Silent Collisions. La Cité Radieuse. Métapolis (I et II)


C'est une trilogie que nous propose Frédéric Flamand. Une trilogie sur les rapports de l'homme à sa ville.
En filigrane on retrouve les mots d'Italo Calvino dans "Les villes invisibles". Il y mêle aussi les procédés techniques en projetant des images, des corps en mouvement (ceux des danseurs en action dans l'instant même). Il investit l'architecture en travaillant avec des personnes comme Zaha Hadid, Dominique Perrault ou Thom Mayne.
Pour moi, c'est un chorégraphe transcendant, d'une grande finesse.

La Cité Radieuse.
Il y a des spectacles qui vous ouvrent les yeux, qui parlent à votre âme, qui bouleversent votre existence. La Cité Radieuse s'est emparée de moi. Je suis entrée dans le spectacle à coeur perdu et je n'en sortirai plus. Je n'arrivais pas à retenir mes larmes devant la poésie infinie des contacts. Je suis allée le voir deux fois dans la même journée tellement ce spectacle m'a chavirée. Toujours dans la même émotion. Instant précieux. Ivresse d'amour et de féérie. Moment de Grâce, vague de sublime, magie de l'Humain. On n'a pas tous les jours accès aussi facilement à son âme...


Métapolis II.
Métapolis II est la reprise de Métapolis mais adapté à la nouvelle équipe de danseurs. C'est la Danse elle-même qui se plie pour épouser les corps.
Je ne peux pas faire de comparaison, n'ayant pas vu la première version.

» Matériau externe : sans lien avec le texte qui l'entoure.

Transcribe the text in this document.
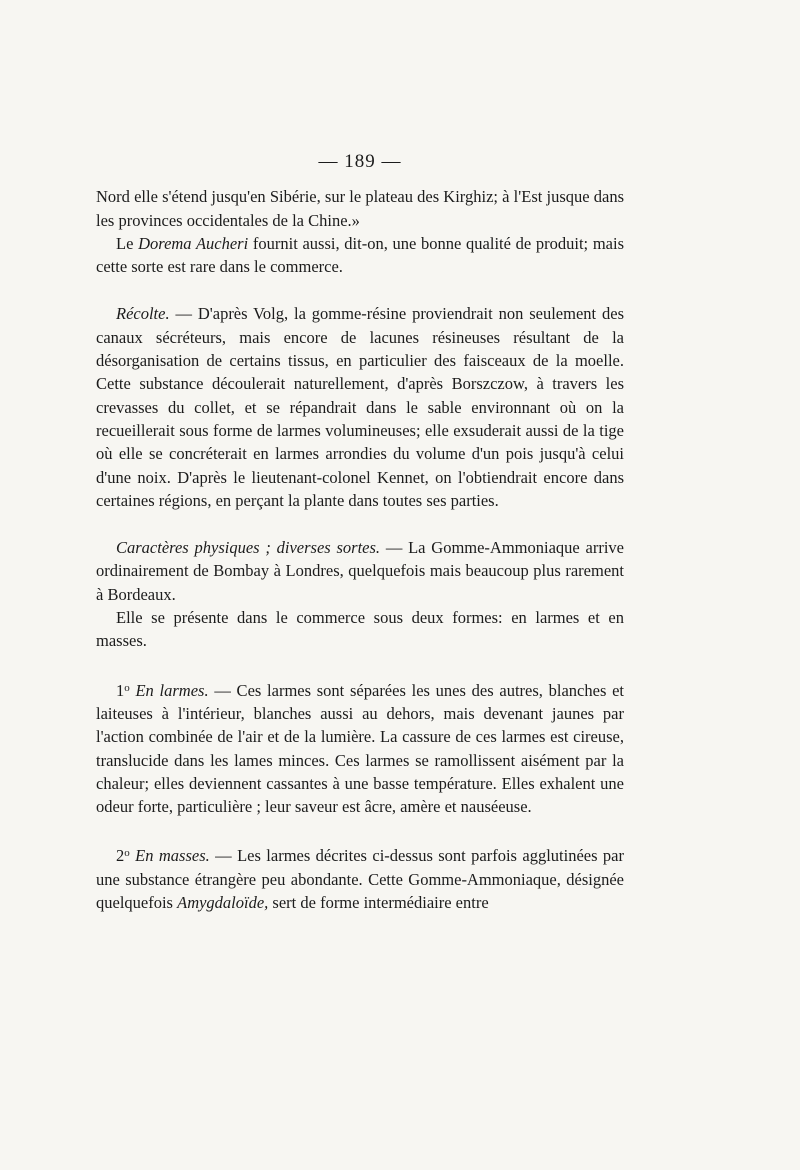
— 189 —

Nord elle s'étend jusqu'en Sibérie, sur le plateau des Kirghiz; à l'Est jusque dans les provinces occidentales de la Chine.»

Le Dorema Aucheri fournit aussi, dit-on, une bonne qualité de produit; mais cette sorte est rare dans le commerce.

Récolte. — D'après Volg, la gomme-résine proviendrait non seulement des canaux sécréteurs, mais encore de lacunes résineuses résultant de la désorganisation de certains tissus, en particulier des faisceaux de la moelle. Cette substance découlerait naturellement, d'après Borszczow, à travers les crevasses du collet, et se répandrait dans le sable environnant où on la recueillerait sous forme de larmes volumineuses; elle exsuderait aussi de la tige où elle se concréterait en larmes arrondies du volume d'un pois jusqu'à celui d'une noix. D'après le lieutenant-colonel Kennet, on l'obtiendrait encore dans certaines régions, en perçant la plante dans toutes ses parties.

Caractères physiques ; diverses sortes. — La Gomme-Ammoniaque arrive ordinairement de Bombay à Londres, quelquefois mais beaucoup plus rarement à Bordeaux.

Elle se présente dans le commerce sous deux formes: en larmes et en masses.

1$^o$ En larmes. — Ces larmes sont séparées les unes des autres, blanches et laiteuses à l'intérieur, blanches aussi au dehors, mais devenant jaunes par l'action combinée de l'air et de la lumière. La cassure de ces larmes est cireuse, translucide dans les lames minces. Ces larmes se ramollissent aisément par la chaleur; elles deviennent cassantes à une basse température. Elles exhalent une odeur forte, particulière ; leur saveur est âcre, amère et nauséeuse.

2$^o$ En masses. — Les larmes décrites ci-dessus sont parfois agglutinées par une substance étrangère peu abondante. Cette Gomme-Ammoniaque, désignée quelquefois Amygdaloïde, sert de forme intermédiaire entre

Par contre, je trouve l'oeuvre plus violente que La Cité Radieuse, plus noire dans ses moments de contrôle, de soumission. Pourtant la virtuosité de l'ensemble m'a encore transportée. J'ai trouvé que Lionel Hun se démarquait davantage, sa maîtrise était plus impressionnante, et en même temps, chaque danseur est tellement spécial, tellement unique que l'équilibre est maintenu.



Ce sont des spectacles à ressentir, à vivre. Les mots les abîment, ils ne sont pas à la hauteur du talent de Frédéric Flamand. Je vous invite donc à découvrir "Silent Collisions" au Théâtre National de La Criée à Marseille, du 18 au 21 Janvier 2007.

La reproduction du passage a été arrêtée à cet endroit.